Het veiligstellen en ontdekken van de diversiteit aan planten en schimmels is van cruciaal belang voor het waarborgen van de voedselzekerheid. Plantentuin Meise heeft een lange traditie in het ontdekken, conserveren en kweken van planten en paddenstoelen die interessant zijn voor consumptie. De ontdekking van witlof in het begin van de 19e eeuw wordt bijvoorbeeld toegeschreven aan Franciscus Bresiers, een tuinman van de Plantentuin, destijds gevestigd in Brussel. Eind jaren tachtig verwierf de Plantentuin een van de meest uiteenlopende collecties Phaseoleae bonen, waartoe ook de gewone boon behoort, die nog steeds bewaard en bestudeerd wordt in Meise. De collectie omvat meer dan 3000 populaties van bonen die meer dan de helft van de bonensoorten uit Zuid-Amerika, Afrika en Azië vertegenwoordigen.

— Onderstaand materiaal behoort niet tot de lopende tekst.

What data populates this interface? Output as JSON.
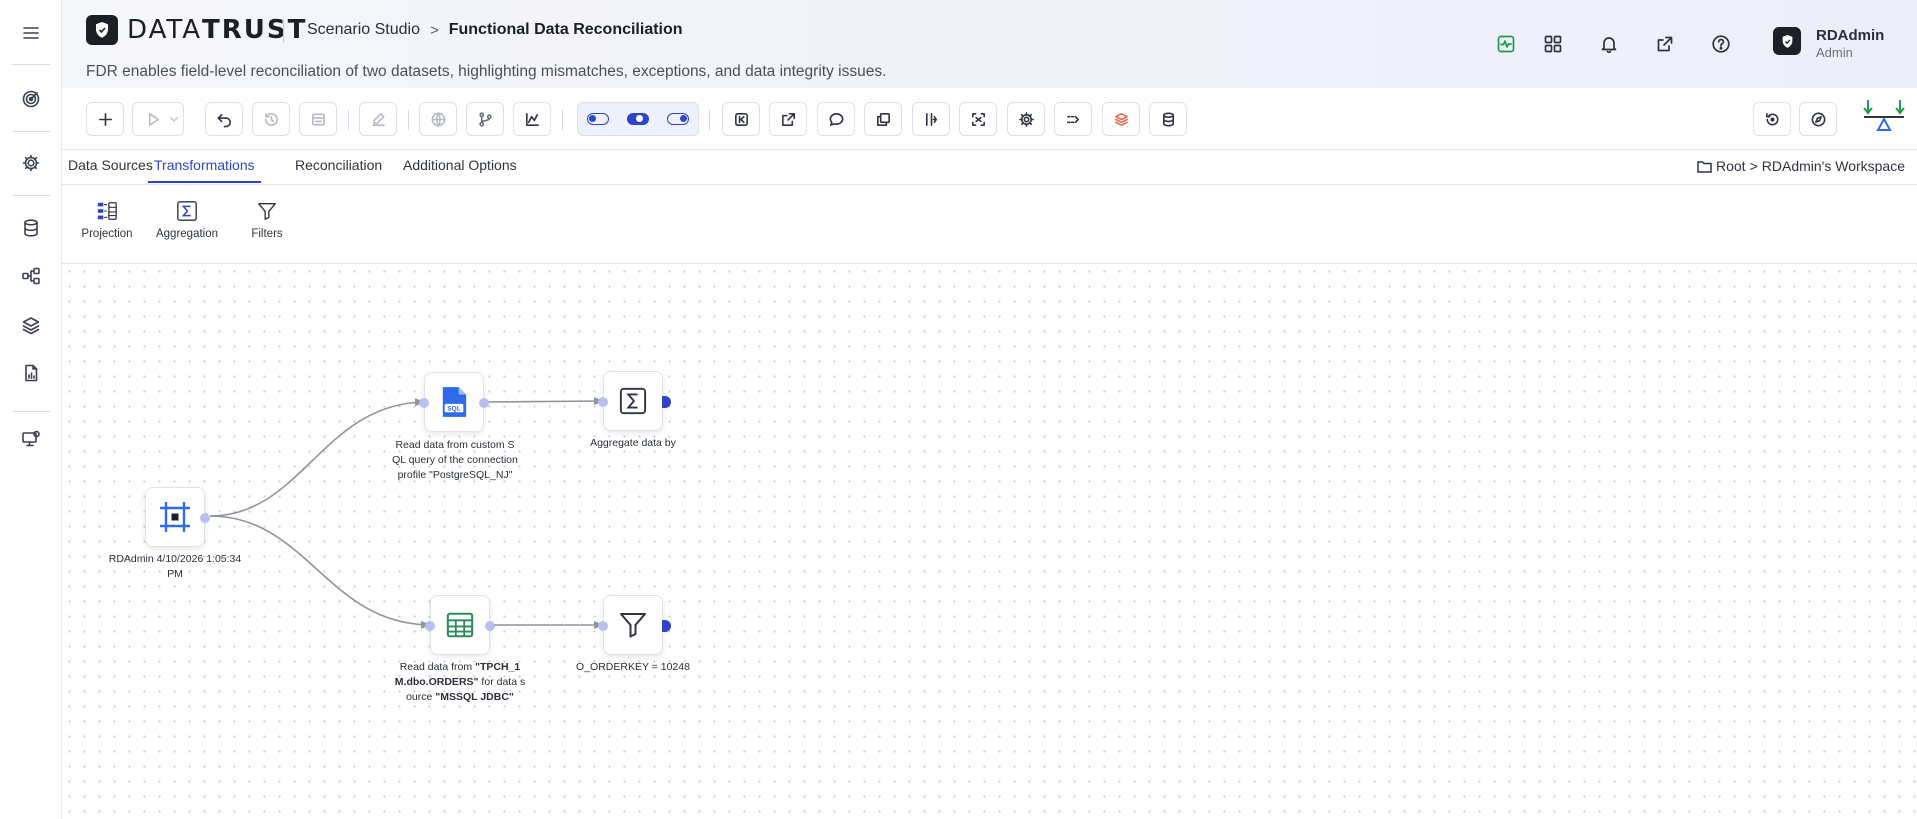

Onderzoek naar en het behoud van genetische hulpbronnen van planten en schimmels zijn nu een centraal onderzoeksthema in de Plantentuin, dat verschillende projecten omvat zoals het beschrijven en bestuderen van wilde eetbare paddenstoelen in Afrika, het bewaren en vermeerderen van bananen uit Zuidoost-Azië, het bestuderen van bonen in Burundi en het identificeren van koffiesoorten in DR Congo. Dit multidisciplinaire werk omvat verschillende onderzoeksthema's, variërend van het beschrijven van nieuwe soorten tot het beoordelen van de ecologische en agronomische kenmerken. Misschien wel het belangrijkste aspect van ons onderzoek is het delen van deze kennis met lokale studenten, partners en boeren, hetzij via capaciteitsopbouw, hetzij door het verstrekken van gemakkelijk en vrij toegankelijke bronnen zoals bijvoorbeeld handleidingen, onderzoeksmanuscripten, boeken, databases enz.